Today was the day to begin driving on the wrong side of the road. Or on the left side of the road, depending on how you look at it. It was not easy making the transition from steering wheel on the left and driving on the right to steering wheel on the right and driving on the left. Did you get all that?
Fact is, I’m inexperienced, a novice, a beginner, truly green when it comes to operating a vehicle in Ireland. All that experience of driving in North, South, and Central America for all those years (decades, centuries, millennia?) seemed worthless today when I put myself behind a right-handed steering wheel.
It took me 25 minutes to get out of the Hertz parking lot. All the employees stood around watching, and I think I could hear their thoughts as they watched in gleeful horror as I made several attempts to get through the gate without slashing my tires. Phonating in beautiful Irish brogue, I think I could hear them saying to one another: “Aye, another crazy American is about to hit our streets and highways again! I hope he purchased the full insurance package, ay?”
In fact, I did!
If you think driving forward is a bear, trying backing up.

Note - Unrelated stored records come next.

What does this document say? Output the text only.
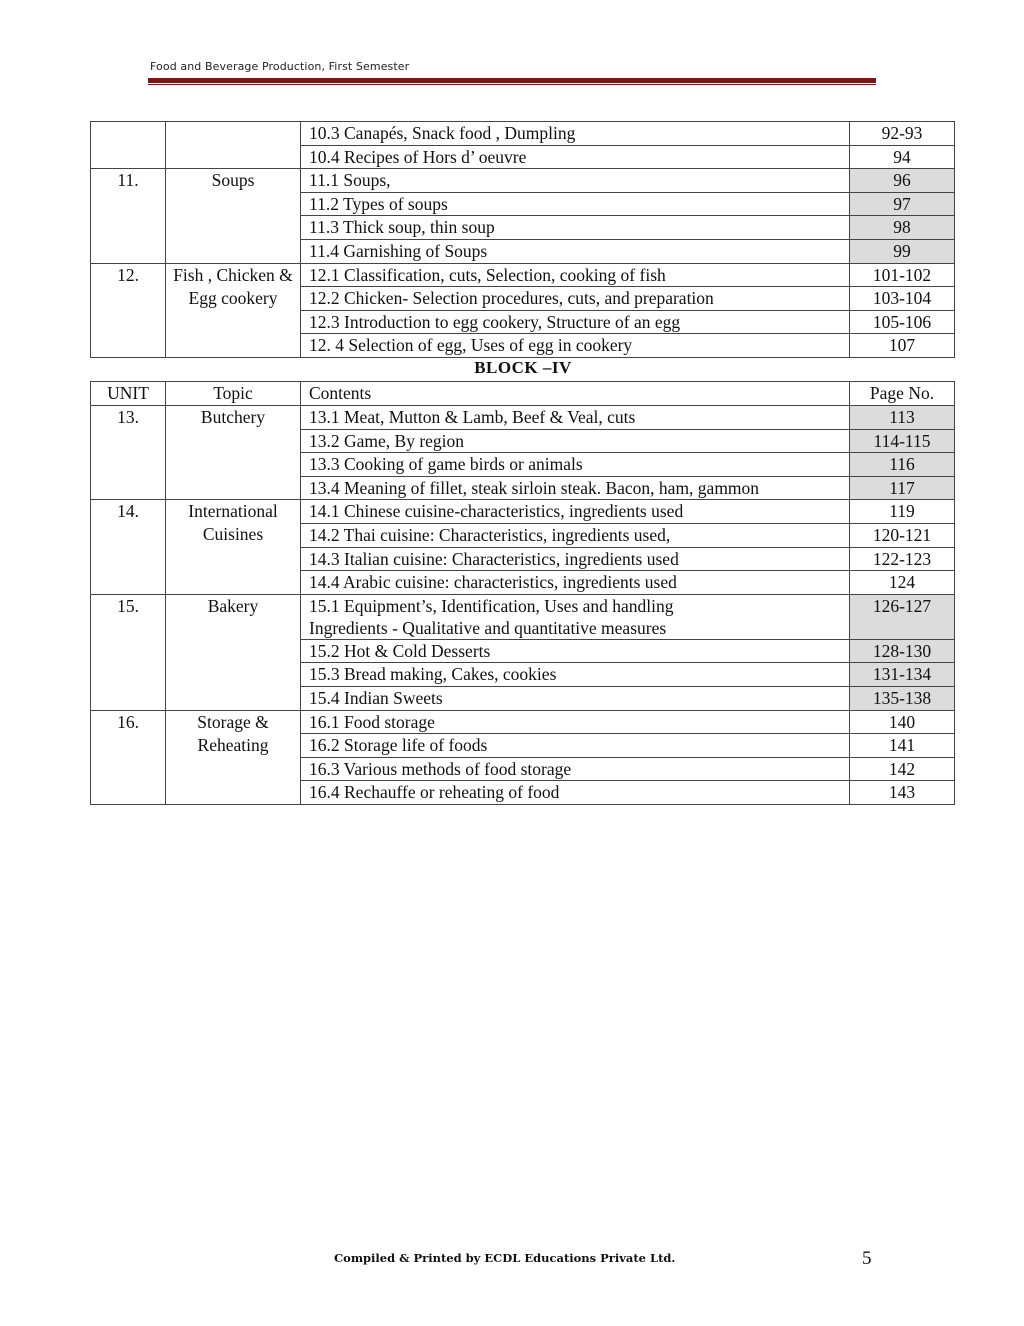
Food and Beverage Production, First Semester
		10.3 Canapés, Snack food , Dumpling	92-93
		10.4 Recipes of Hors d’ oeuvre	94
11.	Soups	11.1 Soups,	96
		11.2 Types of soups	97
		11.3 Thick soup, thin soup	98
		11.4 Garnishing of Soups	99
12.	Fish , Chicken & Egg cookery	12.1 Classification, cuts, Selection, cooking of fish	101-102
		12.2 Chicken- Selection procedures, cuts, and preparation	103-104
		12.3 Introduction to egg cookery, Structure of an egg	105-106
		12. 4 Selection of egg, Uses of egg in cookery	107
BLOCK –IV
UNIT	Topic	Contents	Page No.
13.	Butchery	13.1 Meat, Mutton & Lamb, Beef & Veal, cuts	113
		13.2 Game, By region	114-115
		13.3 Cooking of game birds or animals	116
		13.4 Meaning of fillet, steak sirloin steak. Bacon, ham, gammon	117
14.	International Cuisines	14.1 Chinese cuisine-characteristics, ingredients used	119
		14.2 Thai cuisine: Characteristics, ingredients used,	120-121
		14.3 Italian cuisine: Characteristics, ingredients used	122-123
		14.4 Arabic cuisine: characteristics, ingredients used	124
15.	Bakery	15.1 Equipment’s, Identification, Uses and handling
Ingredients - Qualitative and quantitative measures	126-127

		15.2 Hot & Cold Desserts	128-130
		15.3 Bread making, Cakes, cookies	131-134
		15.4 Indian Sweets	135-138
16.	Storage & Reheating	16.1 Food storage	140
		16.2 Storage life of foods	141
		16.3 Various methods of food storage	142
		16.4 Rechauffe or reheating of food	143
Compiled & Printed by ECDL Educations Private Ltd.	5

Or parallel parking. Or having the windshield wipers wipe the wrong way.
In Ireland, “give way” means “yield.”
“Look left” means, “if you’re looking right for traffic, you’re looking the wrong direction and you’re about to get T-boned.”
“Look right” means, “come on, you American greenhorn, get with our program and drive left … and LOOK left, too!”

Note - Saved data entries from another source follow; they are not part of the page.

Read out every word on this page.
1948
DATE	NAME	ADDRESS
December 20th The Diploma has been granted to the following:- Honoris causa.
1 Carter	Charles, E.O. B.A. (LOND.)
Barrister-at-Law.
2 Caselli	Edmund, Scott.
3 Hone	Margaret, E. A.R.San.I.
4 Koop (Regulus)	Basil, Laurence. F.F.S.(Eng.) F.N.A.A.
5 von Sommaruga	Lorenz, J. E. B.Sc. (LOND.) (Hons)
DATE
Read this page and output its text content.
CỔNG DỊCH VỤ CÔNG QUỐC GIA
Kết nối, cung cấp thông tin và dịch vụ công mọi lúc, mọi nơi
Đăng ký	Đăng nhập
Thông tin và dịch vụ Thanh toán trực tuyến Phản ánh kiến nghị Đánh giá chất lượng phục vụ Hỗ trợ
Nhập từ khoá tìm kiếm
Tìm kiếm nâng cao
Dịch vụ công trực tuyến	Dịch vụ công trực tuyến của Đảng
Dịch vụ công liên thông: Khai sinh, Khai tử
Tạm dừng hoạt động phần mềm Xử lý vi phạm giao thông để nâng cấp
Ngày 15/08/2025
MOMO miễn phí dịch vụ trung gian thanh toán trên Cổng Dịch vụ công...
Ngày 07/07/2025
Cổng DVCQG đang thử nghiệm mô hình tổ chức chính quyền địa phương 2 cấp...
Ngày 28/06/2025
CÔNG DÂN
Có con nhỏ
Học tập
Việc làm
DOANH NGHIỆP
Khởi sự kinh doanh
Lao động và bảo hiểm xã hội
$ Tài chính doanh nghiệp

“Blind summit” means you can’t see over the hill.
Isn’t “blind summit” redundant? Of course it’s blind! Inherent in the definition of a summit is the implication of blindness beyond it. Who among us can see over the next hill? Or who knows what lies beyond the next mountain? Or who has known the mind of God? Nobody.
So then, we’re all green in one way or another. No matter how navigationally adept, intellectually developed, technologically savvy, spiritually mature, theologically sound, intuitively aware, or morally pure, summits are still blind. We’re all rookies to some extent. To a person, we all have to admit to being some shade of green.

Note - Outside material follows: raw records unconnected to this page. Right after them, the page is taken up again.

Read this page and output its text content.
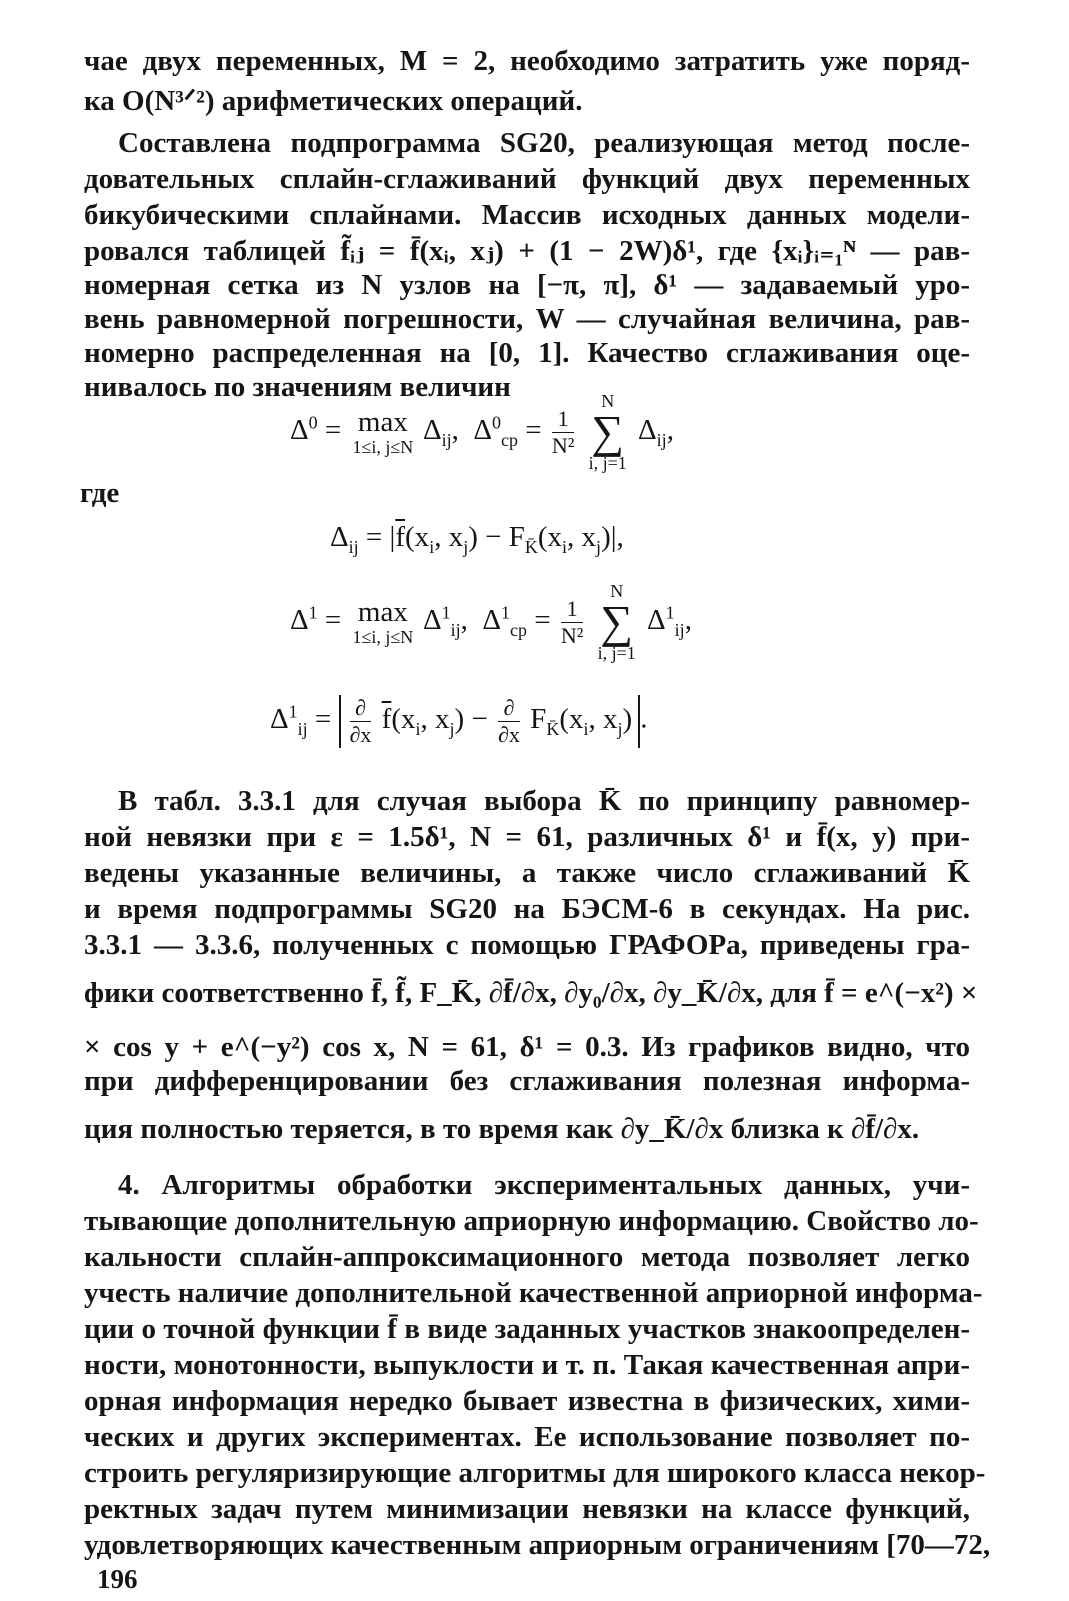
чае двух переменных, M = 2, необходимо затратить уже поряд-
ка O(N³ᐟ²) арифметических операций.
Составлена подпрограмма SG20, реализующая метод после-
довательных сплайн-сглаживаний функций двух переменных
бикубическими сплайнами. Массив исходных данных модели-
ровался таблицей f̃ᵢⱼ = f̄(xᵢ, xⱼ) + (1 − 2W)δ¹, где {xᵢ}ᵢ₌₁ᴺ — рав-
номерная сетка из N узлов на [−π, π], δ¹ — задаваемый уро-
вень равномерной погрешности, W — случайная величина, рав-
номерно распределенная на [0, 1]. Качество сглаживания оце-
нивалось по значениям величин
$\Delta^0 = \max$
1≤i, j≤N
$\Delta_{ij}$,  $\Delta^0_{ср} = \frac{1}{\text{N²}}$

N
∑
i, j=1
$\Delta_{ij}$,
где
$\Delta_{ij} = |\overline{f}(x_i$, $x_j) - F_{K̄}(x_i$, $x_j)|$,
$\Delta^1 = \max$
1≤i, j≤N
$\Delta^1_{ij}$,  $\Delta^1_{ср} = \frac{1}{\text{N²}}$

N
∑
i, j=1
$\Delta^1_{ij}$,
$\Delta^1_{ij} = \frac{\partial}{\partial x} \overline{f}(x_i$, $x_j) - \frac{\partial}{\partial x} F_{K̄}(x_i$, $x_j$) .
В табл. 3.3.1 для случая выбора K̄ по принципу равномер-
ной невязки при ε = 1.5δ¹, N = 61, различных δ¹ и f̄(x, y) при-
ведены указанные величины, а также число сглаживаний K̄
и время подпрограммы SG20 на БЭСМ-6 в секундах. На рис.
3.3.1 — 3.3.6, полученных с помощью ГРАФОРа, приведены гра-
фики соответственно f̄, f̃, F_K̄, ∂f̄/∂x, ∂y₀/∂x, ∂y_K̄/∂x, для f̄ = e^(−x²) ×
× cos y + e^(−y²) cos x, N = 61, δ¹ = 0.3. Из графиков видно, что
при дифференцировании без сглаживания полезная информа-
ция полностью теряется, в то время как ∂y_K̄/∂x близка к ∂f̄/∂x.
4. Алгоритмы обработки экспериментальных данных, учи-
тывающие дополнительную априорную информацию. Свойство ло-
кальности сплайн-аппроксимационного метода позволяет легко
учесть наличие дополнительной качественной априорной информа-
ции о точной функции f̄ в виде заданных участков знакоопределен-
ности, монотонности, выпуклости и т. п. Такая качественная апри-
орная информация нередко бывает известна в физических, хими-
ческих и других экспериментах. Ее использование позволяет по-
строить регуляризирующие алгоритмы для широкого класса некор-
ректных задач путем минимизации невязки на классе функций,
удовлетворяющих качественным априорным ограничениям [70—72,
196
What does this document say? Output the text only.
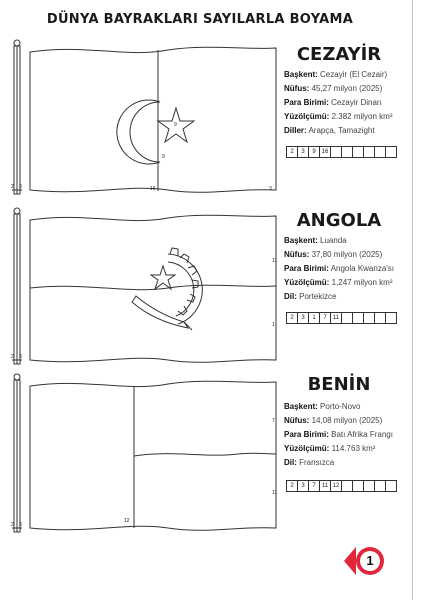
DÜNYA BAYRAKLARI SAYILARLA BOYAMA
2 3
9
9
16	3
CEZAYİR
Başkent: Cezayir (El Cezair)
Nüfus: 45,27 milyon (2025)
Para Birimi: Cezayir Dinarı
Yüzölçümü: 2.382 milyon km²
Diller: Arapça, Tamazight
2	3	9 16
2 3
11
1
ANGOLA
Başkent: Luanda
Nüfus: 37,80 milyon (2025)
Para Birimi: Angola Kwanza'sı
Yüzölçümü: 1,247 milyon km²
Dil: Portekizce
2	3	1	7	11
2 3
7
12
11
BENİN
Başkent: Porto-Novo
Nüfus: 14,08 milyon (2025)
Para Birimi: Batı Afrika Frangı
Yüzölçümü: 114.763 km²
Dil: Fransızca
2	3	7	11 12
1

After today’s 250+ kilometer drive on various kinds of Irish roadways, my nerves are shot. However, I saw some of the most spectacular scenery Ireland – or, the world, for that matter – has to offer. I have never experienced more natural wonder and magnificence than what was seen today driving from Belfast to Ballycastle to Londonderry to Sligo. It was like motoring through a pristine and surreal movie set. It was “Jack and the Beanstalk,” “Braveheart,” “Lord of the Rings,” and “Harry Potter” all rolled up into one. And toss in “The Sound of Music,” too.
Every conceivable shade of green was visible for the amazement, astonishment, adoration, and worship of the One who created it all.
When it comes to living a life of faith and following Christ, there is no shame in admitting greenness.
After all, after today’s travels, it seems green may be one of God’s favorite colors. If not, why would God create so many shades of it?